What do you mean by "amount of sunlight"? Do you mean the total irradiance? And do you want to account for the atmosphere? If so, your answer because much more complicated and prone to much more uncertainty.

@zephyr No, the total amount of sunlight received on the ground. I'm not sure what the units are for this. I suppose it's irradiance.

You didn't really answer any of my questions. I can tell you that the solar constant is $1360\:\mathrm{W/m^2}$. If the sun is at an angle, you decrease it by the $cos$ of the angle the Sun is from the zenith. The main difficulty will be determining how it decreases as it travels through the atmosphere, which will be angle dependent and proportional to the $sec$ of the angle the Sun is from the zenith (to first order). This is not a simple problem with a simple equation and you should provide more information if someone is to help.

@zephyr Ignoring the atmosphere, wouldn't there be an equation describing this?

Not an easy one. At the very least, you'd need some sort of ephemeris package to calculate the precise location and orientation of the Sun with respect to the Earth at any given date/time.

@zephyr Ok, I confirmed illuminance is the right thing that I want. Any idea on how I would get started on calculating the illuminance?

@zephyr I'm thinking I'd use your ephemeris package to calculate the location of the sun given a specific date/time, but then to calculate the illuminance given an arbitrary location that the sun is at (with respect to Earth) and at an arbitrary location on Earth, I am lost on how I would approach it.

Well, you can calculate the solar irradiance in the absence of an atmosphere and for a given, localized point on the Earth via $\frac{L}{4\pi d^2}\cos(\theta)$, where $L$ is the Sun's luminosity, $d$ is the distance between the Earth and Sun at the given time, and $\theta$ is the angle of the Sun from the zenith.
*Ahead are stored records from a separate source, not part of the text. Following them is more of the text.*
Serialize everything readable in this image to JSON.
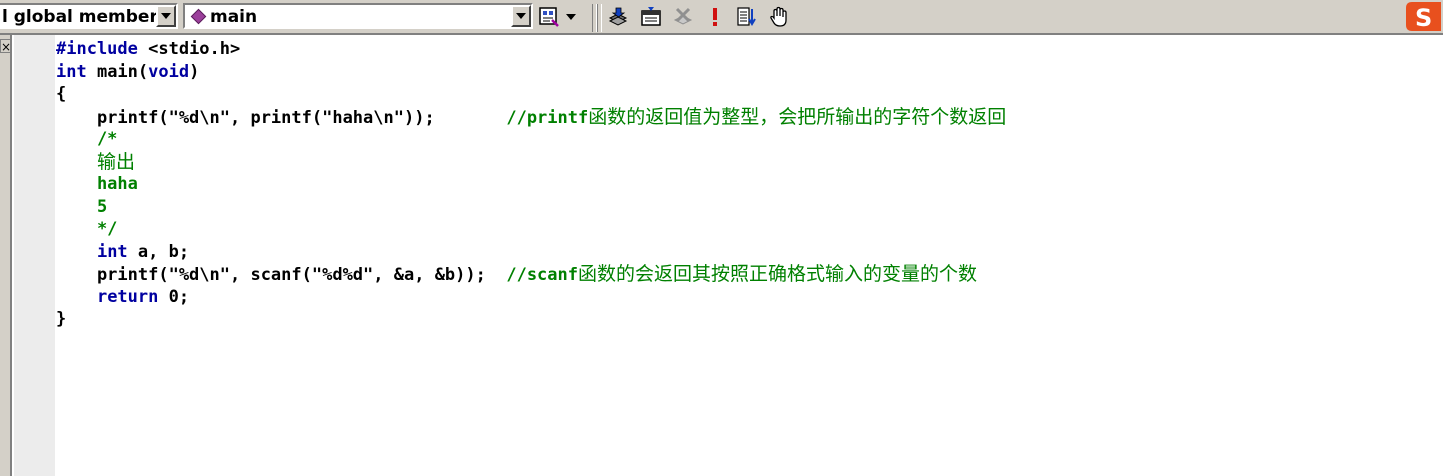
{
  "toolbar": {
    "scope_combo": "l global members",
    "function_combo": "main",
    "icons": [
      "class-wizard-icon",
      "dropdown-arrow-icon",
      "compile-icon",
      "build-icon",
      "stop-build-icon",
      "execute-icon",
      "go-icon",
      "breakpoint-hand-icon"
    ]
  },
  "left_panel": {
    "close_glyph": "×"
  },
  "code": {
    "l1_kw": "#include",
    "l1_rest": " <stdio.h>",
    "l2_kw": "int",
    "l2_rest": " main(",
    "l2_kw2": "void",
    "l2_end": ")",
    "l3": "{",
    "l4_code": "    printf(\"%d\\n\", printf(\"haha\\n\"));       ",
    "l4_comment_a": "//printf",
    "l4_comment_b": "函数的返回值为整型，会把所输出的字符个数返回",
    "l5": "    /*",
    "l6_indent": "    ",
    "l6": "输出",
    "l7": "    haha",
    "l8": "    5",
    "l9": "    */",
    "l10_indent": "    ",
    "l10_kw": "int",
    "l10_rest": " a, b;",
    "l11_code": "    printf(\"%d\\n\", scanf(\"%d%d\", &a, &b));  ",
    "l11_comment_a": "//scanf",
    "l11_comment_b": "函数的会返回其按照正确格式输入的变量的个数",
    "l12_indent": "    ",
    "l12_kw": "return",
    "l12_rest": " 0;",
    "l13": "}"
  },
  "ime": {
    "logo_letter": "S",
    "color": "#e8501e"
  },
  "colors": {
    "keyword": "#0000a0",
    "comment": "#008000",
    "toolbar_bg": "#d4d0c8"
  }
}
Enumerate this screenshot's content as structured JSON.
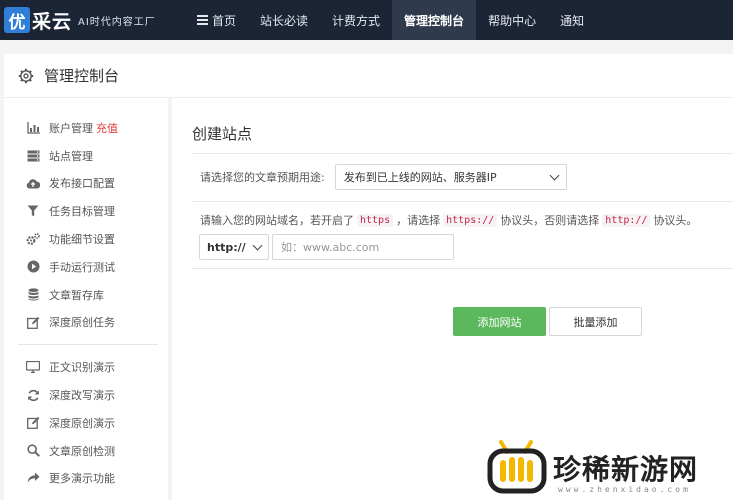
{
  "brand": {
    "mark": "优",
    "name": "采云",
    "slogan": "AI时代内容工厂"
  },
  "nav": {
    "items": [
      {
        "label": "首页",
        "active": false
      },
      {
        "label": "站长必读",
        "active": false
      },
      {
        "label": "计费方式",
        "active": false
      },
      {
        "label": "管理控制台",
        "active": true
      },
      {
        "label": "帮助中心",
        "active": false
      },
      {
        "label": "通知",
        "active": false
      }
    ]
  },
  "page": {
    "title": "管理控制台"
  },
  "sidebar": {
    "group1": [
      {
        "label": "账户管理",
        "icon": "chart-icon"
      },
      {
        "label": "站点管理",
        "icon": "server-icon"
      },
      {
        "label": "发布接口配置",
        "icon": "cloud-upload-icon"
      },
      {
        "label": "任务目标管理",
        "icon": "filter-icon"
      },
      {
        "label": "功能细节设置",
        "icon": "cogs-icon"
      },
      {
        "label": "手动运行测试",
        "icon": "play-icon"
      },
      {
        "label": "文章暂存库",
        "icon": "database-icon"
      },
      {
        "label": "深度原创任务",
        "icon": "edit-icon"
      }
    ],
    "recharge_label": "充值",
    "group2": [
      {
        "label": "正文识别演示",
        "icon": "monitor-icon"
      },
      {
        "label": "深度改写演示",
        "icon": "refresh-icon"
      },
      {
        "label": "深度原创演示",
        "icon": "edit-icon"
      },
      {
        "label": "文章原创检测",
        "icon": "search-icon"
      },
      {
        "label": "更多演示功能",
        "icon": "share-icon"
      }
    ]
  },
  "form": {
    "section_title": "创建站点",
    "purpose_label": "请选择您的文章预期用途:",
    "purpose_value": "发布到已上线的网站、服务器IP",
    "hint_part1": "请输入您的网站域名，若开启了",
    "hint_code1": "https",
    "hint_part2": "，请选择",
    "hint_code2": "https://",
    "hint_part3": "协议头，否则请选择",
    "hint_code3": "http://",
    "hint_part4": "协议头。",
    "protocol_value": "http://",
    "domain_placeholder": "如：www.abc.com",
    "add_button": "添加网站",
    "batch_button": "批量添加"
  },
  "watermark": {
    "text": "珍稀新游网",
    "url": "www.zhenxidao.com"
  },
  "colors": {
    "nav_bg": "#1b2536",
    "accent_green": "#5cb85c",
    "recharge_red": "#e23b3b"
  }
}
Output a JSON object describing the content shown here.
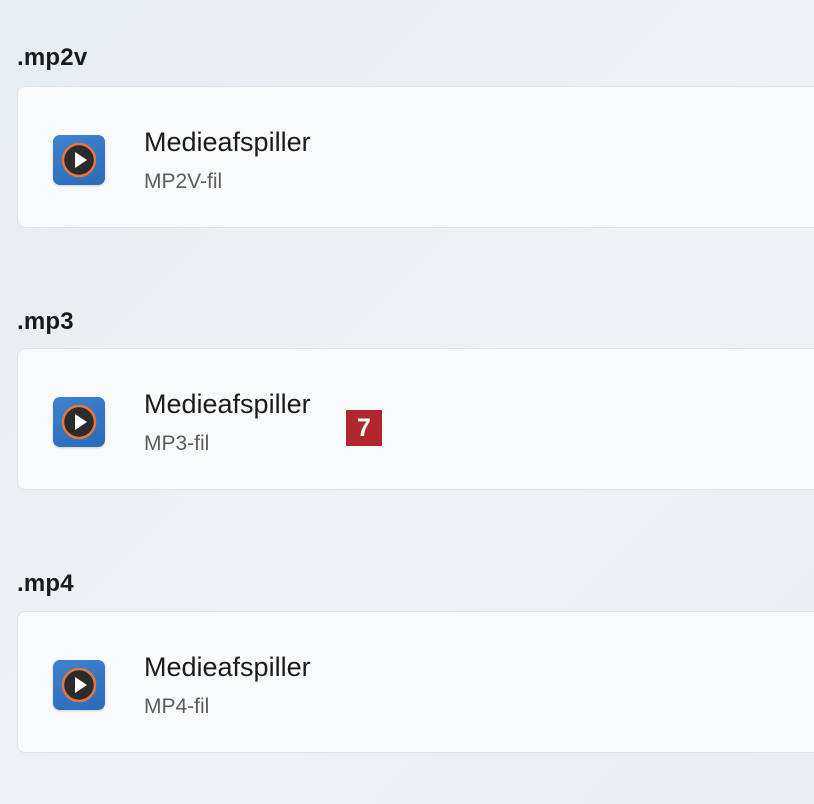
{
  "associations": [
    {
      "extension": ".mp2v",
      "app_name": "Medieafspiller",
      "file_type": "MP2V-fil",
      "app_icon": "media-player-icon"
    },
    {
      "extension": ".mp3",
      "app_name": "Medieafspiller",
      "file_type": "MP3-fil",
      "app_icon": "media-player-icon"
    },
    {
      "extension": ".mp4",
      "app_name": "Medieafspiller",
      "file_type": "MP4-fil",
      "app_icon": "media-player-icon"
    }
  ],
  "callout": {
    "label": "7",
    "color": "#b0282d"
  },
  "colors": {
    "icon_tile": "#2f72c0",
    "icon_ring": "#e8763a",
    "icon_disc": "#2b2b2b"
  }
}
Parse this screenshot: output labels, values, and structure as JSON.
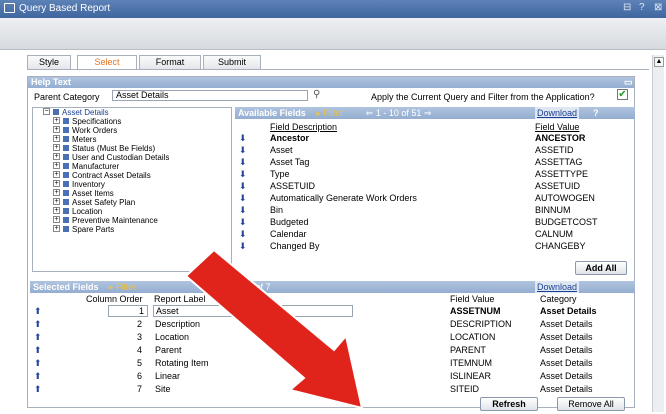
{
  "window": {
    "title": "Query Based Report",
    "buttons": [
      "⊟",
      "?",
      "⊠"
    ]
  },
  "tabs": [
    {
      "label": "Style"
    },
    {
      "label": "Select"
    },
    {
      "label": "Format"
    },
    {
      "label": "Submit"
    }
  ],
  "help": {
    "title": "Help Text"
  },
  "parent_category": {
    "label": "Parent Category",
    "value": "Asset Details"
  },
  "apply": {
    "label": "Apply the Current Query and Filter from the Application?",
    "checked": "✔"
  },
  "tree": {
    "root": "Asset Details",
    "items": [
      "Specifications",
      "Work Orders",
      "Meters",
      "Status (Must Be Fields)",
      "User and Custodian Details",
      "Manufacturer",
      "Contract Asset Details",
      "Inventory",
      "Asset Items",
      "Asset Safety Plan",
      "Location",
      "Preventive Maintenance",
      "Spare Parts"
    ]
  },
  "available_fields": {
    "title": "Available Fields",
    "filter": "Filter",
    "pager": "1 - 10 of 51",
    "download": "Download",
    "help": "?",
    "col_desc": "Field Description",
    "col_value": "Field Value",
    "rows": [
      {
        "desc": "Ancestor",
        "value": "ANCESTOR",
        "bold": "yes"
      },
      {
        "desc": "Asset",
        "value": "ASSETID"
      },
      {
        "desc": "Asset Tag",
        "value": "ASSETTAG"
      },
      {
        "desc": "Type",
        "value": "ASSETTYPE"
      },
      {
        "desc": "ASSETUID",
        "value": "ASSETUID"
      },
      {
        "desc": "Automatically Generate Work Orders",
        "value": "AUTOWOGEN"
      },
      {
        "desc": "Bin",
        "value": "BINNUM"
      },
      {
        "desc": "Budgeted",
        "value": "BUDGETCOST"
      },
      {
        "desc": "Calendar",
        "value": "CALNUM"
      },
      {
        "desc": "Changed By",
        "value": "CHANGEBY"
      }
    ],
    "add_all": "Add All"
  },
  "selected_fields": {
    "title": "Selected Fields",
    "filter": "Filter",
    "pager": "7 of 7",
    "download": "Download",
    "col_order": "Column Order",
    "col_label": "Report Label",
    "col_value": "Field Value",
    "col_category": "Category",
    "rows": [
      {
        "order": "1",
        "label": "Asset",
        "value": "ASSETNUM",
        "category": "Asset Details",
        "bold": "yes"
      },
      {
        "order": "2",
        "label": "Description",
        "value": "DESCRIPTION",
        "category": "Asset Details"
      },
      {
        "order": "3",
        "label": "Location",
        "value": "LOCATION",
        "category": "Asset Details"
      },
      {
        "order": "4",
        "label": "Parent",
        "value": "PARENT",
        "category": "Asset Details"
      },
      {
        "order": "5",
        "label": "Rotating Item",
        "value": "ITEMNUM",
        "category": "Asset Details"
      },
      {
        "order": "6",
        "label": "Linear",
        "value": "ISLINEAR",
        "category": "Asset Details"
      },
      {
        "order": "7",
        "label": "Site",
        "value": "SITEID",
        "category": "Asset Details"
      }
    ],
    "refresh": "Refresh",
    "remove_all": "Remove All"
  },
  "colors": {
    "accent_orange": "#e8731f",
    "header_blue": "#94add0",
    "annotation_red": "#e0241b"
  }
}
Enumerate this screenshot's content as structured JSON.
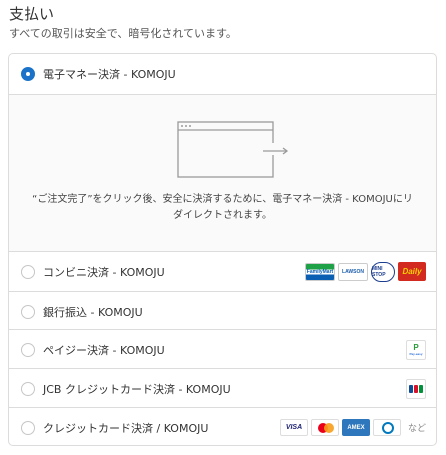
{
  "header": {
    "title": "支払い",
    "subtitle": "すべての取引は安全で、暗号化されています。"
  },
  "payment_methods": [
    {
      "label": "電子マネー決済 - KOMOJU",
      "selected": true
    },
    {
      "label": "コンビニ決済 - KOMOJU",
      "selected": false
    },
    {
      "label": "銀行振込 - KOMOJU",
      "selected": false
    },
    {
      "label": "ペイジー決済 - KOMOJU",
      "selected": false
    },
    {
      "label": "JCB クレジットカード決済 - KOMOJU",
      "selected": false
    },
    {
      "label": "クレジットカード決済 / KOMOJU",
      "selected": false
    }
  ],
  "redirect_notice": "“ご注文完了”をクリック後、安全に決済するために、電子マネー決済 - KOMOJUにリダイレクトされます。",
  "logos": {
    "famima": "FamilyMart",
    "lawson": "LAWSON",
    "ministop": "MINI STOP",
    "daily": "Daily",
    "payeasy": "Pay-easy",
    "visa": "VISA",
    "amex": "AMEX",
    "more": "など"
  },
  "colors": {
    "accent": "#1a73c8",
    "border": "#dcdcdc",
    "detail_bg": "#fafafa"
  }
}
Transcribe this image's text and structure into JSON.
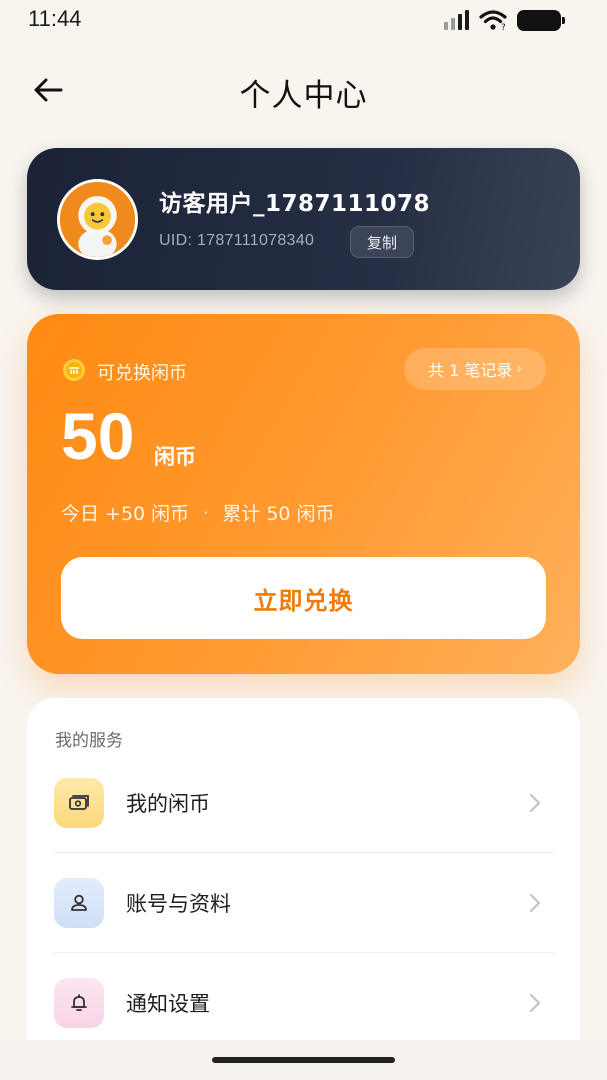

You can get $d$ and $\theta$ from the ephemeris package with a little bit of work.

And I just realized math doesn't render in here so the equation, more readable, is (L/(4*pi*d^2)) * cos(theta).

Of course, if you're looking for accuracy you may be out of luck since L varies significantly (by several percents) over a variety of timescales (e.g., solar minimum vs solar maximum).

Would the results be noticeable different with the variations of L? As long as it's not noticeable, I think it may be fine

Ok, so theta changes with the hours in a day, and also the months/seasons right? d changes with just the date/seasons

And yes, theta will change with seasons, months, years, days, hours, and even by the second.

And by noticeable, I mean someone outside viewing the sunlight, for example if I calculate outside right now some lux value, an average person wouldn't notice much of a difference

ok great

What's the L/(4*pi*d^2)) * cos(theta) formula called?

I doubt the human eye could notice a 10% difference. Keep in mind, I'm also talking about ALL radiation (UV, radio, gamma ray, infrared, etc) not just visible. And I don't think there's necessarily a name for that formula. It's just an inverse square law for luminosity fall off that accounts for the angle of incidence (theta)

And all of this says nothing about the atmosphere. Once you throw that in, things get way more uncertain. You have to account for reflection of some small percentage of light into space and refraction of a good amount of the rest, depending on theta.